Back in 1999, I made a decision that would forever change my life (for the good, I think): I chose to attend the beautifully picturesque Rosemont College as an undergraduate.
At the time, Rosemont was a women's college, which wasn't at all something I'd been looking for when I was college-searching, but which actually ended up being one of the greatest parts of being there. (As a sad aside, Rosemont has recently gone co-ed which, while I'm sure a lucky break for the boys, is quite a shame to its own heritage. I guess Rosemont did what she needed to do to stay afloat--after all, single-sex colleges tend to have stigmas attached to them and aren't a big draw to today's college-bound students--but the move felt a bit like a sell-out to me, and I haven't yet quite forgiven her for it.) There was always a sense of family there, and, because it was a small school, there was also the sense that each individual was valued for herself and her own contributions. The professors, especially those in the English department (since, as an English Literature major, I spent the most time with them), were exceptional. I received a top-notch education and left much brighter than when I entered.
When I left in 2003, not only did I take a degree with me, but I also took relationships with some of the finest women (and one man--my husband!) I've ever had the pleasure of knowing.
I worked very hard in high school, such that I had earned almost a full academic scholarship to Rosemont, which I supplemented with the various grants I'd won from outside organizations like the Rotary, Soroptimist International, and Sam Walton (Wal-mart); the money I earned for having been a papergirl for the Intelligencer for 3 years; and a Stafford loan. In all, I ended up amassing only about $6,000 in college education debt. However, my loans equalled about $16,000 because I lived on campus for 1.5 years and the rest of my debt was a result of room and board. (Isn't that madness?!)

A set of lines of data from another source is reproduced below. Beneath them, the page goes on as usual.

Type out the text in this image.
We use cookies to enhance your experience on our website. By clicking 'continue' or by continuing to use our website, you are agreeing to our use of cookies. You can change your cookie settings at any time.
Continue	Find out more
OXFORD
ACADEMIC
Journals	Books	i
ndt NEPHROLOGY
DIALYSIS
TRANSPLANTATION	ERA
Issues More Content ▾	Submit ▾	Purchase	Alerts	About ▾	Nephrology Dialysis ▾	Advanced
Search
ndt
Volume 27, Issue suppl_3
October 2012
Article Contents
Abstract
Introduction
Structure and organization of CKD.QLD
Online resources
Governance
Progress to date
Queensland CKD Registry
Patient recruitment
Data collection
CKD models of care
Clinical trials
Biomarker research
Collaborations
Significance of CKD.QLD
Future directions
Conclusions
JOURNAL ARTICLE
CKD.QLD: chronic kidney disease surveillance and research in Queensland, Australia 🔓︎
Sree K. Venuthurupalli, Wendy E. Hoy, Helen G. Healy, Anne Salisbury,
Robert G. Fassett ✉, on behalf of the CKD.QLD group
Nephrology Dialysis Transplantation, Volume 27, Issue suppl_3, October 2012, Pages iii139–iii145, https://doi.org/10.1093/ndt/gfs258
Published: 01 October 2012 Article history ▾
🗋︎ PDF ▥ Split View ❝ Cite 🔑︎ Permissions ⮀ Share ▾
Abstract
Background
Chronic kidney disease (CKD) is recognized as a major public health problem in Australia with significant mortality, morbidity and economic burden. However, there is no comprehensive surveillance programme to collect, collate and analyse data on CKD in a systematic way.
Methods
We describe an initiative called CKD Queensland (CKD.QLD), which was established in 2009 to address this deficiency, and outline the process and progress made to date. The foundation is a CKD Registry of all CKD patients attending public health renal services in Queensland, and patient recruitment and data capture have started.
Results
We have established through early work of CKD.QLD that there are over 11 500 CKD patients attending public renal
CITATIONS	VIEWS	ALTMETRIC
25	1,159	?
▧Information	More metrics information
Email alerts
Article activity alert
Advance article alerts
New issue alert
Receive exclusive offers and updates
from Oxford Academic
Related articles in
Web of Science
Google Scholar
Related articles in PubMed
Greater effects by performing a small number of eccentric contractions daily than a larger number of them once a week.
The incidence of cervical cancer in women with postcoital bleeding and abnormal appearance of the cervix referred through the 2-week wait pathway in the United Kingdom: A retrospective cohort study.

Had I not lived on campus, though, I wouldn't have been able to experience some of the things or cultivate the wonderful friendships I did. Nor would I have qualified for the work-study program, which placed me as a student worker in the Department of Public Safety where I met Brian, who I married in 2004. (We started as friends, and didn't even start dating until my senior year, long after we'd both stopped working there.) Thus, I often joke that my husband and friends cost me $10,000. But it was definitely money well spent.
While my college girlfriends are a varied bunch, each lady is smart, sassy, and successful. Among my own core group (made up of myself, Erin, Ellen, Kate, Kelly, Laura, Lisa, and Theresa--and 3 others who live farther away: Jamie, Nicole, and Nicole), we have 4 ladies in education--2 high school teachers, a guidance counselor, and a world-traveling teacher of English, 3 lawyers, 2 doctors, an HR manager, a lobbyist, and a partridge in a pear tree. Not a bad showing!
Since graduating, we've celebrated 7 marriages, 4 births (and another on the way), and most recently, an outbreak of 30th birthdays!
Though we don't all get together very often (usually, the crowd is smaller), most of us regularly communicate on facebook or by phone. And, 2 to 3 times a year since 2004, we try to assemble for a meeting of the Rosemont College Wine Club. (In vino veritas!)
One of us will host, and thus sends out the invitations, setting the date and wine type. On the designated day, each lady comes bearing a bottle of wine, and an appetite for catching up. We actually DO conduct a thorough wine tasting in and among our chatter: we discuss the color, smell, and flavor of each wine (we used to try to discuss the "legs", too, but admitted at our most recent meeting last month that we clearly have no idea what we're doing on that front, so we've abandoned it for now.) I keep a log of our comments for each bottle we try. At the end of the tasting, I read back our (often hysterical) comments, we vote on which wine was the best overall, a little prize is awarded to the lady who brought the winning bottle, and we set about finishing off as much of the wine as is left. It's really quite a delight. Not the wine so much (though wine is, let's face it, certainly also great), but the friendship.
I can't elaborate further because we agreed long ago that the first rule of Wine Club is that you don't talk about Wine Club, a.k.a "what happens at Wine Club stays at Wine Club." (It's similar to Fight Club that way, I guess. And Vegas. The rule is probably our only thing in common with either, though.) In any event, frankly, I've probably already said too much!
I cherish these get-togethers, though, because they remind me of what friendship means, and the important role it plays in our lives. I love that we are each very different women, each with our own distinct personality and path, but that we also share common memories from a happy time when we blossomed as women at Rosemont, and can continue to grow together as we blossom as women of the world. We celebrate each other's successes, mourn each other's losses, cheer each other on, build each other up, and drink wine. What could be better?
So raise a glass to friendship--how sweet it is. (It may have "cost" me 10 grand, but it was worth every penny!) Cheers!